Oeuvre
Eclats d'humanité
Collection de souvenirs
"Ecrire est pour moi la continuation du jeu de comédienne, des exercices d'improvisation sur un personnage. On le prend pour soi, du coup histoire et décor viennent d'autorité se mettre en place, puis les choses en dessous montent, racontent ce qui est caché , comme une lanterne chinoise qui révèlerait émotions, péchés, qualités et défauts..."

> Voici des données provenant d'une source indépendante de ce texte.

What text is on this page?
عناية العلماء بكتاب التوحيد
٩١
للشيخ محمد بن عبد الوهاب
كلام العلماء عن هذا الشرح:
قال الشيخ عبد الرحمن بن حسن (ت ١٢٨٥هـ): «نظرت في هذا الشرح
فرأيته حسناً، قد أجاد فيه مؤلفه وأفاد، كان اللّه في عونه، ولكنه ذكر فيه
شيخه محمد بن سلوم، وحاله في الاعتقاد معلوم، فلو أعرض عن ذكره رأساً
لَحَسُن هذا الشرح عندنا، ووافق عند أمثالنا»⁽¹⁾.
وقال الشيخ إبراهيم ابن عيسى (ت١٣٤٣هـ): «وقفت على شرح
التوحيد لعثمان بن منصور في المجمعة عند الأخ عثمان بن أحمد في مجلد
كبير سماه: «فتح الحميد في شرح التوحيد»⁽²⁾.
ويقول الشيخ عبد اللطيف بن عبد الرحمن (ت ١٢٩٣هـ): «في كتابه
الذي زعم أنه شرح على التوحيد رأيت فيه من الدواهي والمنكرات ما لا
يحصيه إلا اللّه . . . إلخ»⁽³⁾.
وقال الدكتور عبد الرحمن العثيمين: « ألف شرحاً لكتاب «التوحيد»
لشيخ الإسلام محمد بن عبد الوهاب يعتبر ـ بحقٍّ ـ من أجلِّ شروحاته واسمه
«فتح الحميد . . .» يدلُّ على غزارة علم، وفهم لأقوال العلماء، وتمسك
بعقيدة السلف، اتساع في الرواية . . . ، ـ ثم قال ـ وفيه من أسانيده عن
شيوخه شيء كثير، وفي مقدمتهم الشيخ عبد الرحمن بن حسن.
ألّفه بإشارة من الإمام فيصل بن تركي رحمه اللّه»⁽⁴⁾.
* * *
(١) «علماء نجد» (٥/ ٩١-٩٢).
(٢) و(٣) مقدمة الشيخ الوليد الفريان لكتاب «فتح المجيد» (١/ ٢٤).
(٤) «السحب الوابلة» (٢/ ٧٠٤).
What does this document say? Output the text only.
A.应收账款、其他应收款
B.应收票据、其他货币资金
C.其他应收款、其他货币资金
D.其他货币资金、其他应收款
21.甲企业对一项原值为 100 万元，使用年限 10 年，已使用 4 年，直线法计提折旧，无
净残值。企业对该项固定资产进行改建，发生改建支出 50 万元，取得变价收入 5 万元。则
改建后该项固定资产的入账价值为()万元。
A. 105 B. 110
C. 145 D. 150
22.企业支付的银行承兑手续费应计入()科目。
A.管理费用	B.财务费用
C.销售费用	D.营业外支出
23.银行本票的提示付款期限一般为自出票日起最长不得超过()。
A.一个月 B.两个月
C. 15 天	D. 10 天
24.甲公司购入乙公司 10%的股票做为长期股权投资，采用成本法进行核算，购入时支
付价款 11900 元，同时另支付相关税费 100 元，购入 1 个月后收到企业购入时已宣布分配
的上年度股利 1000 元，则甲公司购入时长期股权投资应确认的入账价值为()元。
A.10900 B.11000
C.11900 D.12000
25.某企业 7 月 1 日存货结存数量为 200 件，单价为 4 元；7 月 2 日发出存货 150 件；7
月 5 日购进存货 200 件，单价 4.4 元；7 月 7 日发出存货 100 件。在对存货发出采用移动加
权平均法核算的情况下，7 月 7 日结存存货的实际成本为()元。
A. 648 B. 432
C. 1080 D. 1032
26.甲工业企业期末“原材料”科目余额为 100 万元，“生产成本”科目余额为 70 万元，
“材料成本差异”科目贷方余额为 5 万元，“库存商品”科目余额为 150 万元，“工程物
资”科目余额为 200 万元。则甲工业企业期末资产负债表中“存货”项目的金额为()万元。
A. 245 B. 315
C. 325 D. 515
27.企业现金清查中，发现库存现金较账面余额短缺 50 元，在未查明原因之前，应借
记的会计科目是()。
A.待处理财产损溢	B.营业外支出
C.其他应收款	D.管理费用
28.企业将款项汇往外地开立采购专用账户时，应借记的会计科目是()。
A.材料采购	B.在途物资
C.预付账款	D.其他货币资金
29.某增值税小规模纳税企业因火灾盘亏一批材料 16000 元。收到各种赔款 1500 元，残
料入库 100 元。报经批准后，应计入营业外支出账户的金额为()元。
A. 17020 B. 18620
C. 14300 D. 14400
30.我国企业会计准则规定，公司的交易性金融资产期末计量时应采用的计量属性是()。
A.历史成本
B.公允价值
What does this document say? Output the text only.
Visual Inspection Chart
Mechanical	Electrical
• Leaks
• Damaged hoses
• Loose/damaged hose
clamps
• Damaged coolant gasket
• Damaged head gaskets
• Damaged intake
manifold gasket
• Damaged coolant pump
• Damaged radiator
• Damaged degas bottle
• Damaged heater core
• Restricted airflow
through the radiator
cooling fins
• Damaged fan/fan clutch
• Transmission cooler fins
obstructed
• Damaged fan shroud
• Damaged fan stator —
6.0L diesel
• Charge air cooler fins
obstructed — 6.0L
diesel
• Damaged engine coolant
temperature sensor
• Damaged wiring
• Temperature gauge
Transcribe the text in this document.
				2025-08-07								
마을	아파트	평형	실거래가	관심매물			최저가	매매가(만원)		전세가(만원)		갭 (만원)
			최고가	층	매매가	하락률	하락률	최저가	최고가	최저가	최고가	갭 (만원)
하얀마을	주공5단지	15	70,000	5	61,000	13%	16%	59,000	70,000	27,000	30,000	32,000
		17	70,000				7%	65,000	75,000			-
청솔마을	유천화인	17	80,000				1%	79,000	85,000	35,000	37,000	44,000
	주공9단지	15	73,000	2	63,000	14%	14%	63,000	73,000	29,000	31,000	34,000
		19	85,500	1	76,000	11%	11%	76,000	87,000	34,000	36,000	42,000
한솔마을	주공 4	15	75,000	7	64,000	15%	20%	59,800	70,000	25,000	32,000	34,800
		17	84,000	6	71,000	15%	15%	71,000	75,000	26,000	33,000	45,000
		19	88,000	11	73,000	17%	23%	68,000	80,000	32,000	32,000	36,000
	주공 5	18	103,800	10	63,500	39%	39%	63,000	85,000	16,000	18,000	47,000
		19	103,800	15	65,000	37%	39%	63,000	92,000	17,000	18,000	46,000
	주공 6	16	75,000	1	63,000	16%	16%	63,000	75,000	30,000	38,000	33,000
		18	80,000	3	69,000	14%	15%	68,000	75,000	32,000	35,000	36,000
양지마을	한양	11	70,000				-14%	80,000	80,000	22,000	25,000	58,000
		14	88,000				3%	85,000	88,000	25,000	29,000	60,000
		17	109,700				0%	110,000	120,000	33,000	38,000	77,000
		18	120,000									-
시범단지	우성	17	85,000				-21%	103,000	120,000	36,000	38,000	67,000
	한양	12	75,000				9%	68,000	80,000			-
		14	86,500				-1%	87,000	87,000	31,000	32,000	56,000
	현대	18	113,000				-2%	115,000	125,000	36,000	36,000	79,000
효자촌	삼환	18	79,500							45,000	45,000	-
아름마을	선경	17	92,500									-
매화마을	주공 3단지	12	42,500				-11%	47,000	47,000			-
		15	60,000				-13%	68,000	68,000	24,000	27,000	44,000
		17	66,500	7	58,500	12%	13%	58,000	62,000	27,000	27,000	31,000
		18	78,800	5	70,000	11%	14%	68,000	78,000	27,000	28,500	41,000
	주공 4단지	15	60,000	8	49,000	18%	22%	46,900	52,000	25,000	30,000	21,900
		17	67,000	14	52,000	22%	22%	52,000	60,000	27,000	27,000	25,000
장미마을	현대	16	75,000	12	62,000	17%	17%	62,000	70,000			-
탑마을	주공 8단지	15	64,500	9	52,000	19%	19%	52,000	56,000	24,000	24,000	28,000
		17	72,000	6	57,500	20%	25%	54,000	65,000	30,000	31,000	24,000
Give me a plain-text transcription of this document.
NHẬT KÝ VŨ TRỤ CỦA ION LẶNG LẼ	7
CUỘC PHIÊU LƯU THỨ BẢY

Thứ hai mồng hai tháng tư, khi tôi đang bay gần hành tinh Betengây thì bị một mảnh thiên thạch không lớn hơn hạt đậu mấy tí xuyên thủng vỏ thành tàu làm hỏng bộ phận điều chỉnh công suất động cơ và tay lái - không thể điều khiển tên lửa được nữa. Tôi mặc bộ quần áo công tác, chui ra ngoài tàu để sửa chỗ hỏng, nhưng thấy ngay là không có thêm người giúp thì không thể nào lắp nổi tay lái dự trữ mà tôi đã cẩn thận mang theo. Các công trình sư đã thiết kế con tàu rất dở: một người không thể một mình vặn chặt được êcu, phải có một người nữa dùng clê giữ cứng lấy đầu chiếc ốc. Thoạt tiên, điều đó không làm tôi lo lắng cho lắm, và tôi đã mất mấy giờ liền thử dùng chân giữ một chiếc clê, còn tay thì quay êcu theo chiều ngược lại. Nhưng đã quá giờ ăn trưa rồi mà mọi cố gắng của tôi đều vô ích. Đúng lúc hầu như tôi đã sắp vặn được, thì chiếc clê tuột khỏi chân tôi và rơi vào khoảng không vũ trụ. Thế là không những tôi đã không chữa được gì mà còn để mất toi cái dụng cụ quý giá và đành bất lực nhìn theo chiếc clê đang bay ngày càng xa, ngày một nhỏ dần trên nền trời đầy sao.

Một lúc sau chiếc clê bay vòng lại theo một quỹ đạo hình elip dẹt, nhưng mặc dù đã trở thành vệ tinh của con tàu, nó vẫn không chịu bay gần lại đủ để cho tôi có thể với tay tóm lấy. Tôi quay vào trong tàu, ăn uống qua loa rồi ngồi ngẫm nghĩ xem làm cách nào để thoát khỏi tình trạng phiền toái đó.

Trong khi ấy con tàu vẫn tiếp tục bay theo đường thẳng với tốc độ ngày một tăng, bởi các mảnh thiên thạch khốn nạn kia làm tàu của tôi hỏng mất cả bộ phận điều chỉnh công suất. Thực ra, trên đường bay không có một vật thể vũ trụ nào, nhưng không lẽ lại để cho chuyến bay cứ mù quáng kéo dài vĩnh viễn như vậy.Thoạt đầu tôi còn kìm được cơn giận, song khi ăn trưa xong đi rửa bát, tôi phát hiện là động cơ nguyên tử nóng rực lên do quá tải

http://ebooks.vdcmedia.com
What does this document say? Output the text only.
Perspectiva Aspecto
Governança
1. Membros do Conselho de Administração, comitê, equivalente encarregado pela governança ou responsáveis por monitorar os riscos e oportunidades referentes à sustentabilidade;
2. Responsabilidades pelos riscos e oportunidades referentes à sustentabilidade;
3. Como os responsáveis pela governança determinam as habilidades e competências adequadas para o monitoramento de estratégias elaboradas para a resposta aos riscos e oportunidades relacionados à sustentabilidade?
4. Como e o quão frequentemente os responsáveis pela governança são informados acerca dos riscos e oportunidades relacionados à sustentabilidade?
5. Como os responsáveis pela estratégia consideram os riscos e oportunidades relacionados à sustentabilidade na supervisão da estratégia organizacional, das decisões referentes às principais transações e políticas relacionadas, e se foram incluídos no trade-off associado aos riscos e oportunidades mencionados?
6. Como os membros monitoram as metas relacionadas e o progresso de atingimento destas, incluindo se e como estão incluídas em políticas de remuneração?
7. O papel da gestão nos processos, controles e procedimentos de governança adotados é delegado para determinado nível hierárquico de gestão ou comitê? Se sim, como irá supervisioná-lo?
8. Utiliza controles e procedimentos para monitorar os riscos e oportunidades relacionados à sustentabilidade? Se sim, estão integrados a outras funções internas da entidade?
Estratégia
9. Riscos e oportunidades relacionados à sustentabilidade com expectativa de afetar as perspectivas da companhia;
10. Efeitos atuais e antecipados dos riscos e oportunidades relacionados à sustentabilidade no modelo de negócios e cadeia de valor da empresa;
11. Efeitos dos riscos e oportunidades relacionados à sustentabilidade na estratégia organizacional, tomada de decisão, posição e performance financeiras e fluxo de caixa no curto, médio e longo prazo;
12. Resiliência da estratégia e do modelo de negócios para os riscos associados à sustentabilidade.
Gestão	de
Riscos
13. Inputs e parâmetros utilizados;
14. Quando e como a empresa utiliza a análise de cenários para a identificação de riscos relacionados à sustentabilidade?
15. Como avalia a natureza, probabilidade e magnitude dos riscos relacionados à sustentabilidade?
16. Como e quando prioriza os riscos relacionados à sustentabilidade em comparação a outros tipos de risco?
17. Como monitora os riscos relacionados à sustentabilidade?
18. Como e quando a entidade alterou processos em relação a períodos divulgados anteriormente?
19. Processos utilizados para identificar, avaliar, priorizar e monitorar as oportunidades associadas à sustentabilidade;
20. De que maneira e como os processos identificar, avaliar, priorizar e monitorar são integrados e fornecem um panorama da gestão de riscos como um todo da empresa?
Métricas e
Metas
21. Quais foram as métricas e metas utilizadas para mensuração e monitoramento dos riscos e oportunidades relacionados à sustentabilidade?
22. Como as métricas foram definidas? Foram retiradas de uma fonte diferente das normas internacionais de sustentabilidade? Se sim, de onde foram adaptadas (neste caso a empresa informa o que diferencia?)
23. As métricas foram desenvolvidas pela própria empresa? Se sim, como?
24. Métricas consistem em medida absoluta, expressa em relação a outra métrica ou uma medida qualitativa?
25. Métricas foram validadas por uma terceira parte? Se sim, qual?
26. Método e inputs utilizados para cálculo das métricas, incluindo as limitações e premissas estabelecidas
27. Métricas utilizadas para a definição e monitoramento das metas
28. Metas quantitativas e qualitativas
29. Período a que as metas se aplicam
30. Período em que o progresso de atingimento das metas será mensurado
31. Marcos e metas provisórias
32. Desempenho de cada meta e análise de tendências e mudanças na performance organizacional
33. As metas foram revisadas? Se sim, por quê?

Née le 19 juillet 1946, Ivane Daoudi, élève au Théâtre National de Strasbourg puis comédienne, commence à écrire vers l'âge de trente ans avec un succès immédiat, pour le théâtre (plus de 30 pièces), la télévision et le cinéma.
On retiendra :
1977 Mise en scène de La Star des Oublis par Hélène Vincent au Petit-Odéon
1978
Mise en scène des Thermes Vénitiens par Pierre Romans à l'Athénée
1983 Lecture de My Sweet Destiny au Théâtre Essaïon
1987 Le film Les Montagnes de la lune est réalisé par Paolo Rocha.
1990 Mise en scène du Chant du Départ par Jean-Pierre Vincent au CDN de Nice puis au Théâtre de la Ville (Paris). Edition de la pièce La Bicyclette de l'an neuf chez Actes Sud Papiers
1994 Le 11 septembre : décès d'Ivane, elle avait 48 ans.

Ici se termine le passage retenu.